Monday, April 27, 2009

No It Is Not Worth It

A few months ago while I was hating my job, I asked myself if it was all worth it. Is it meant to be this hard? Maybe it, is the higher I climb. Maybe I just need to take it a day at a time. Stress is normal.

But now that a few months have passed and I'm still feeling like crap, I sat myself down and listed down all the reasons why I hated my job and I stopped being myself. I needed to understand what was going on. So I wrote and I wrote and I came up with 40 reasons why I hate it here. 40!

A lot of it has to do with the client. I've already blogged about the long meetings without food or water. I have to say that they're better now and at least do provide water but now very often while we're presenting work which the client rushed us to finish, the client will be passing notes to his colleagues, going through his credit card bills and once even watched a video and laughed out loud. Yes, this is DURING the presentation. To say that he's rude and disrespectful is an understatement.

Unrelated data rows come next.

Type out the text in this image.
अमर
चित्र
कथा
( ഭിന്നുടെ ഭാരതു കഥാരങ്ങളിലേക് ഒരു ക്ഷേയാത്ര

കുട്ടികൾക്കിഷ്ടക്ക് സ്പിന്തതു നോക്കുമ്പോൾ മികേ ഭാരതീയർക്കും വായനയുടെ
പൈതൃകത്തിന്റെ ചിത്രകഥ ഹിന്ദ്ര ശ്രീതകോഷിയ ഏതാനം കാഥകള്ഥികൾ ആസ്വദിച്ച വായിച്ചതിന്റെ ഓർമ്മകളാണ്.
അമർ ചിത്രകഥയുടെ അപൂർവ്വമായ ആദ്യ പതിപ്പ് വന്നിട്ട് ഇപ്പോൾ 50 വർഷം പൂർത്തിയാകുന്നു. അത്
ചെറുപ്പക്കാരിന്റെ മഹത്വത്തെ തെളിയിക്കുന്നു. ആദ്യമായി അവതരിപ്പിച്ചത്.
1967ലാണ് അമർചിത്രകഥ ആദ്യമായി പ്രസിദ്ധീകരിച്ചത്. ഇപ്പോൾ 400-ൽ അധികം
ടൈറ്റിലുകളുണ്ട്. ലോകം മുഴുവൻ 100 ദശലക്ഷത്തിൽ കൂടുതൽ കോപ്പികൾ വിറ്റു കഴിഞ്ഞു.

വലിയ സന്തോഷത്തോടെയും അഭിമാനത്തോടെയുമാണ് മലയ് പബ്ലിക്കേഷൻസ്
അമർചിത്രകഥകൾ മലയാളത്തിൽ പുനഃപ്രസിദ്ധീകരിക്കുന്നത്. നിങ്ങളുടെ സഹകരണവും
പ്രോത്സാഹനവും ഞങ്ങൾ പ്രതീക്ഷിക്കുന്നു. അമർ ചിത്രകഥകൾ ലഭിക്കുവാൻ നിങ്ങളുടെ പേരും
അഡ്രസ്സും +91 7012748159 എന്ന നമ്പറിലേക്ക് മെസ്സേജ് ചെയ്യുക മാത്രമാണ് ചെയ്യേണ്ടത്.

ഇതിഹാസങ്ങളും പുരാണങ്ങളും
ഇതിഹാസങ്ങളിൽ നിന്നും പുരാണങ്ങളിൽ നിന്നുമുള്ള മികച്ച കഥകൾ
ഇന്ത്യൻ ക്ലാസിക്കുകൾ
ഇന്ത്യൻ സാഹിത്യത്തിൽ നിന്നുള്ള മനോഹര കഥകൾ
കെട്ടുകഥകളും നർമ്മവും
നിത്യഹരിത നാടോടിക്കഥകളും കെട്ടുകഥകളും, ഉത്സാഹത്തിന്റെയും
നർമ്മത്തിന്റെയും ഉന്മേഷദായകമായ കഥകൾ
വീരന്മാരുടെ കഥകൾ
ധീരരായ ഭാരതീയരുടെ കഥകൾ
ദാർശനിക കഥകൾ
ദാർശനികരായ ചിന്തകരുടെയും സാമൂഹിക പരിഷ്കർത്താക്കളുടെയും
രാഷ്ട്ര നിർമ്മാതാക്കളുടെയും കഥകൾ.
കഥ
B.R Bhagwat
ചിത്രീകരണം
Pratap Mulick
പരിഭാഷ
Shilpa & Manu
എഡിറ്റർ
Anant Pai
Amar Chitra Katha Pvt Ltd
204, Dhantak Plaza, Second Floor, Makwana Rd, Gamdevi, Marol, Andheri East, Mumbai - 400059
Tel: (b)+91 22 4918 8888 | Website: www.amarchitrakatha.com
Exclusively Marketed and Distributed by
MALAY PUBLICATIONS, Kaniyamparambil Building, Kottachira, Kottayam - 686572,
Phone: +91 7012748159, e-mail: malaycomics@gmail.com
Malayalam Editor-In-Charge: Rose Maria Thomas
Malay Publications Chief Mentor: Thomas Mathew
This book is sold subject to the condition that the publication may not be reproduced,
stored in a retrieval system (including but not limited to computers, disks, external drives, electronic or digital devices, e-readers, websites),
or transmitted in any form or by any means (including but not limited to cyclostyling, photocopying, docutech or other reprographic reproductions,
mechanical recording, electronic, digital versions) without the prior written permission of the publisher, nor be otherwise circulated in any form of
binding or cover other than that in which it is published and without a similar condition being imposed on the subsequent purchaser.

This agency also doesn't feel like an agency. There's no energy or fun. I feel like it's shrouded in secrecy and I'm constantly walking on eggshells.

Those are just a few out of the 40 reasons.

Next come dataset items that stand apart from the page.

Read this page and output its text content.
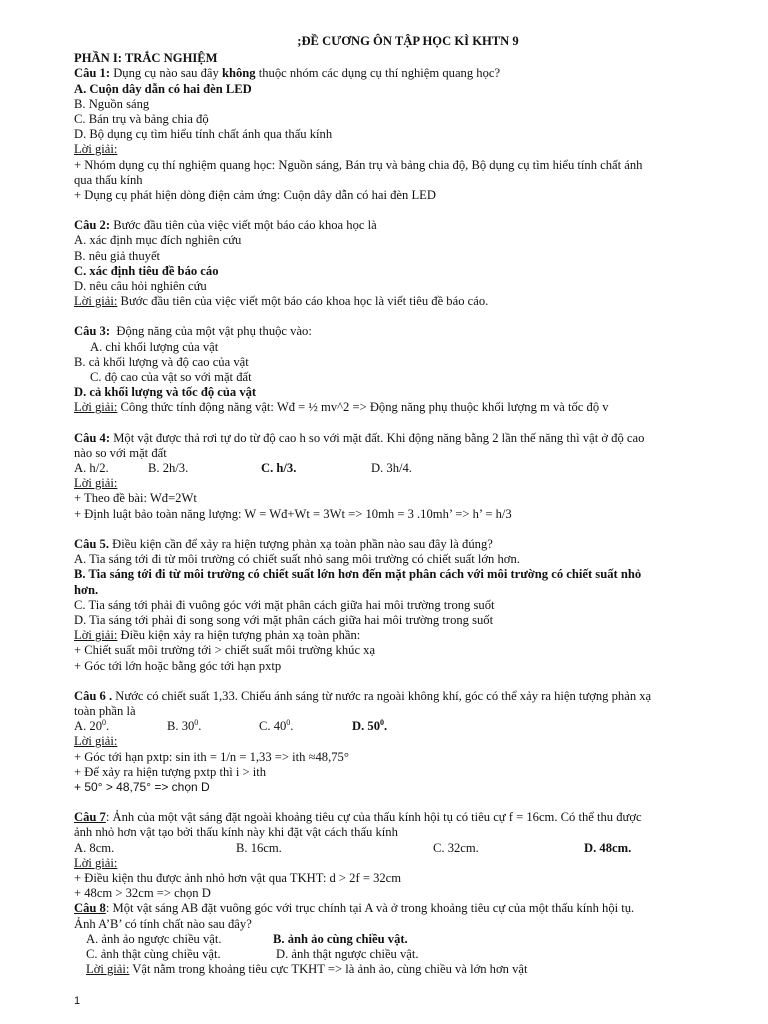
;ĐỀ CƯƠNG ÔN TẬP HỌC KÌ KHTN 9

PHẦN I: TRẮC NGHIỆM

Câu 1: Dụng cụ nào sau đây không thuộc nhóm các dụng cụ thí nghiệm quang học?

A. Cuộn dây dẫn có hai đèn LED

B. Nguồn sáng

C. Bán trụ và bảng chia độ

D. Bộ dụng cụ tìm hiểu tính chất ánh qua thấu kính

Lời giải:

+ Nhóm dụng cụ thí nghiệm quang học: Nguồn sáng, Bán trụ và bảng chia độ, Bộ dụng cụ tìm hiểu tính chất ánh

qua thấu kính

+ Dụng cụ phát hiện dòng điện cảm ứng: Cuộn dây dẫn có hai đèn LED

Câu 2: Bước đầu tiên của việc viết một báo cáo khoa học là

A. xác định mục đích nghiên cứu

B. nêu giả thuyết

C. xác định tiêu đề báo cáo

D. nêu câu hỏi nghiên cứu

Lời giải: Bước đầu tiên của việc viết một báo cáo khoa học là viết tiêu đề báo cáo.

Câu 3:  Động năng của một vật phụ thuộc vào:

A. chỉ khối lượng của vật

B. cả khối lượng và độ cao của vật

C. độ cao của vật so với mặt đất

D. cả khối lượng và tốc độ của vật

Lời giải: Công thức tính động năng vật: Wđ = ½ mv^2 => Động năng phụ thuộc khối lượng m và tốc độ v

Câu 4: Một vật được thả rơi tự do từ độ cao h so với mặt đất. Khi động năng bằng 2 lần thế năng thì vật ở độ cao

nào so với mặt đất

A. h/2.	B. 2h/3.	C. h/3.	D. 3h/4.

Lời giải:

+ Theo đề bài: Wđ=2Wt

+ Định luật bảo toàn năng lượng: W = Wđ+Wt = 3Wt => 10mh = 3 .10mh’ => h’ = h/3

Câu 5. Điều kiện cần để xảy ra hiện tượng phản xạ toàn phần nào sau đây là đúng?

A. Tia sáng tới đi từ môi trường có chiết suất nhỏ sang môi trường có chiết suất lớn hơn.

B. Tia sáng tới đi từ môi trường có chiết suất lớn hơn đến mặt phân cách với môi trường có chiết suất nhỏ

hơn.

C. Tia sáng tới phải đi vuông góc với mặt phân cách giữa hai môi trường trong suốt

D. Tia sáng tới phải đi song song với mặt phân cách giữa hai môi trường trong suốt

Lời giải: Điều kiện xảy ra hiện tượng phản xạ toàn phần:

+ Chiết suất môi trường tới > chiết suất môi trường khúc xạ

+ Góc tới lớn hoặc bằng góc tới hạn pxtp

Câu 6 . Nước có chiết suất 1,33. Chiếu ánh sáng từ nước ra ngoài không khí, góc có thể xảy ra hiện tượng phản xạ

toàn phần là

A. $20^0$.	B. $30^0$.	C. $40^0$.	D. $50^0$.

Lời giải:

+ Góc tới hạn pxtp: sin ith = 1/n = 1,33 => ith ≈48,75°

+ Để xảy ra hiện tượng pxtp thì i > ith

+ 50° > 48,75° => chọn D

Câu 7: Ảnh của một vật sáng đặt ngoài khoảng tiêu cự của thấu kính hội tụ có tiêu cự f = 16cm. Có thể thu được

ảnh nhỏ hơn vật tạo bởi thấu kính này khi đặt vật cách thấu kính

A. 8cm.	B. 16cm.	C. 32cm.	D. 48cm.

Lời giải:

+ Điều kiện thu được ảnh nhỏ hơn vật qua TKHT: d > 2f = 32cm

+ 48cm > 32cm => chọn D

Câu 8: Một vật sáng AB đặt vuông góc với trục chính tại A và ở trong khoảng tiêu cự của một thấu kính hội tụ.

Ảnh A’B’ có tính chất nào sau đây?

A. ảnh ảo ngược chiều vật.	B. ảnh ảo cùng chiều vật.
C. ảnh thật cùng chiều vật.	D. ảnh thật ngược chiều vật.

Lời giải: Vật nằm trong khoảng tiêu cực TKHT => là ảnh ảo, cùng chiều và lớn hơn vật

1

But the last straw for me was during a meeting last week, the client actually said "You fucking piss me off". Yes. During a meeting. Did my boss defend or say something? Nope. Then again the client once called my boss "My bitch". So my boss isn't going to do anything is he?

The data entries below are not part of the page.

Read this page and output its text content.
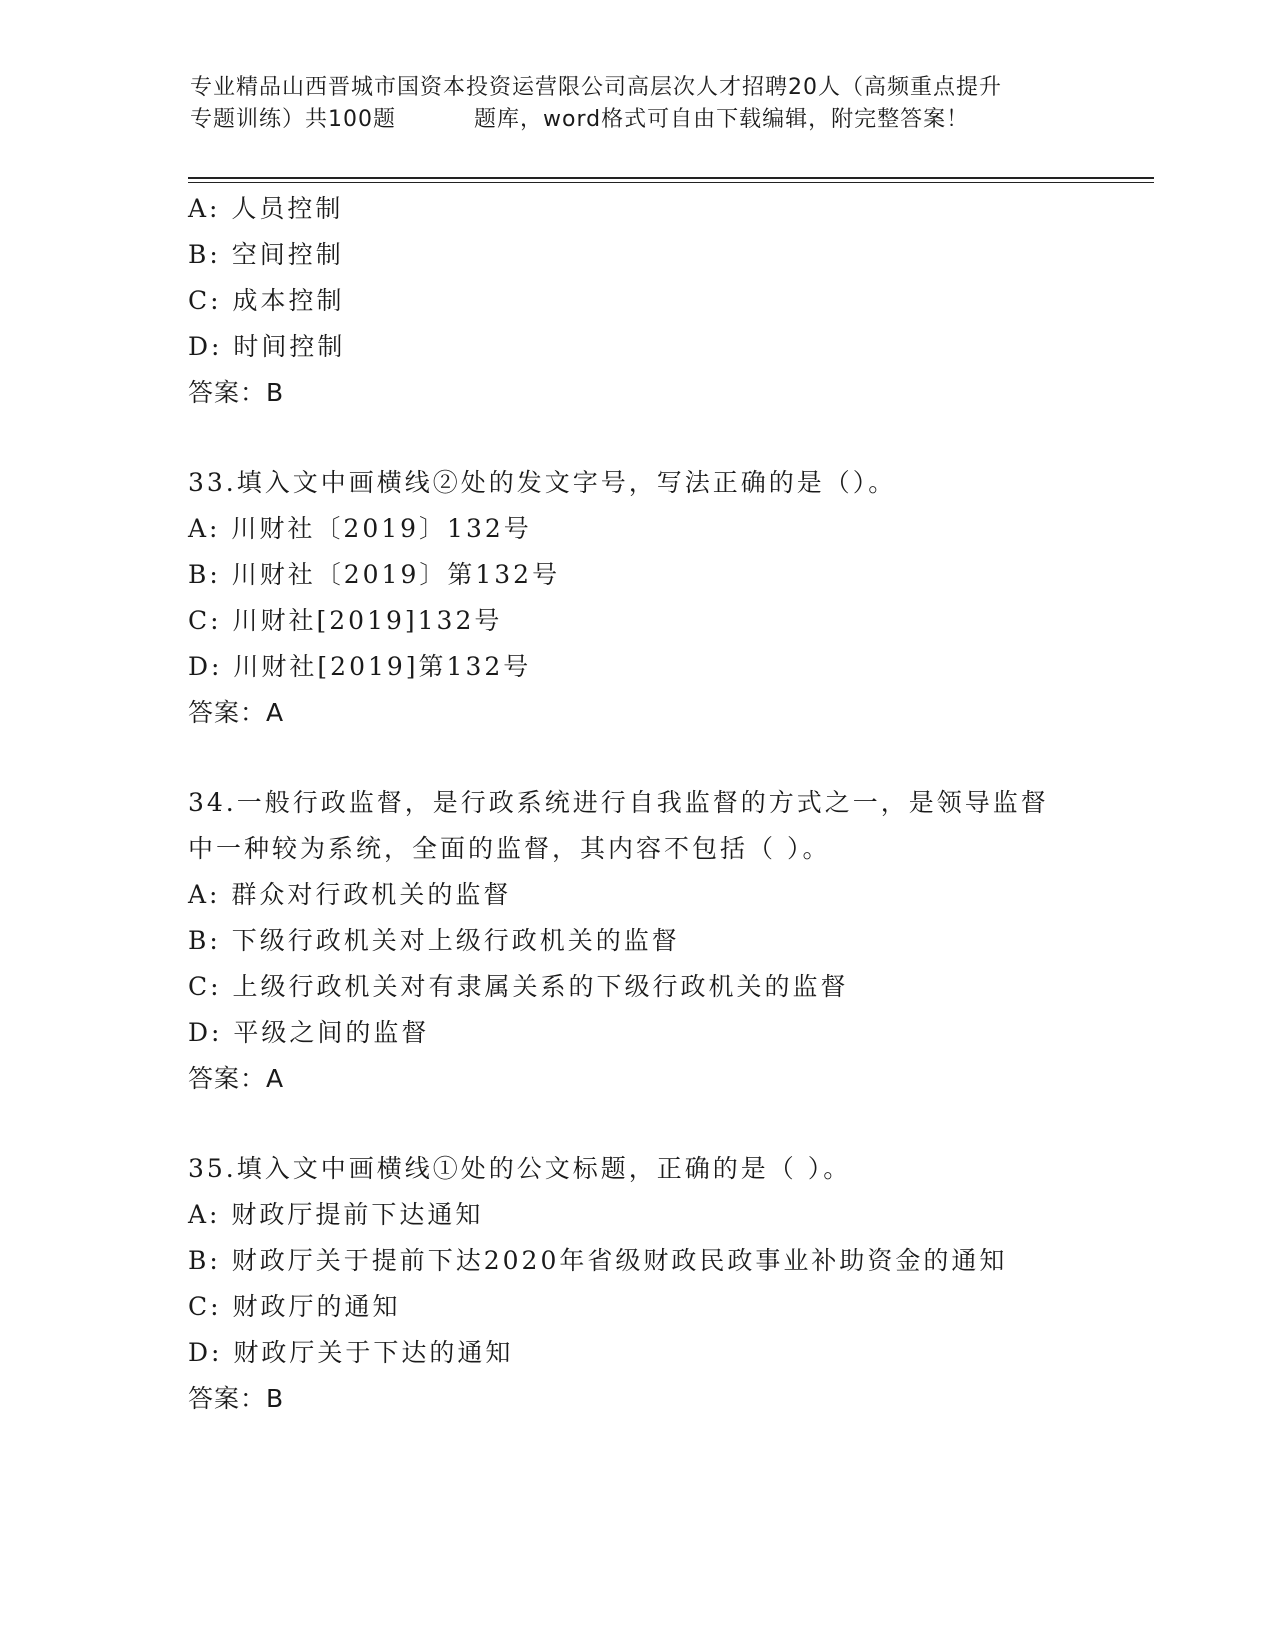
专业精品山西晋城市国资本投资运营限公司高层次人才招聘20人（高频重点提升
专题训练）共100题	题库，word格式可自由下载编辑，附完整答案！
A: 人员控制
B: 空间控制
C: 成本控制
D: 时间控制
答案：B
33.填入文中画横线②处的发文字号，写法正确的是（）。
A: 川财社〔2019〕132号
B: 川财社〔2019〕第132号
C: 川财社[2019]132号
D: 川财社[2019]第132号
答案：A
34.一般行政监督，是行政系统进行自我监督的方式之一，是领导监督
中一种较为系统，全面的监督，其内容不包括（ ）。
A: 群众对行政机关的监督
B: 下级行政机关对上级行政机关的监督
C: 上级行政机关对有隶属关系的下级行政机关的监督
D: 平级之间的监督
答案：A
35.填入文中画横线①处的公文标题，正确的是（ ）。
A: 财政厅提前下达通知
B: 财政厅关于提前下达2020年省级财政民政事业补助资金的通知
C: 财政厅的通知
D: 财政厅关于下达的通知
答案：B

Well, he can take his brand and stuff it up his ass cos I'm not going to do this anymore. I'm not going to kill myself for a brand who own brand owner doesn't seem to give a toss about it.

So I threw my resignation letter on Friday and it feels so good!

While I'm still fairly stressed with work, th thought that I'm gonna be outta here soon really lifts my spirits.

So I'm lookin for something else. Despite the economic situation, lots of people are actually hiring!

So I'm hoping for the best.

As least I can now start to rebuild my self confidence.

6 comments:

Anonymous said...

Good for you! Pity you can't just leave straight away. You know, like how they do in the movies. :) In real life, I suppose you have to give notice and prep for your next move. But still, I think that's great news. Sometimes, you have to say enough is enough. It really does sound like a horrible, soul-destroying place to work.

Bubbles said...

Soul destroying! Yes! That's the word I was looking for. I feel so much lighter now. I've stopped dragging my feet and I'm no longer affected by my bosses loud and constant sighs. Yeah!

Suzanne said...

Well done Bubbles!!! So happy for you! Hope you have a fantastic hols and a better job to come!

Bubbles said...

Thanks so much Suzanne! I know the hol will be great! Just hoping for a good job when I get back.

Fieran said...

Hmm, you are tempting me. Could I ask for your e-mail? I need some advice :(

Bubbles said...

Hi Fieran.

Oh no! What happened? Sure. Mail me at puresweetinnocence@yahoo.com.

But please note I'm going to be away tomorrow onwards and will not be able to access email. I'll respond when I get back, okay?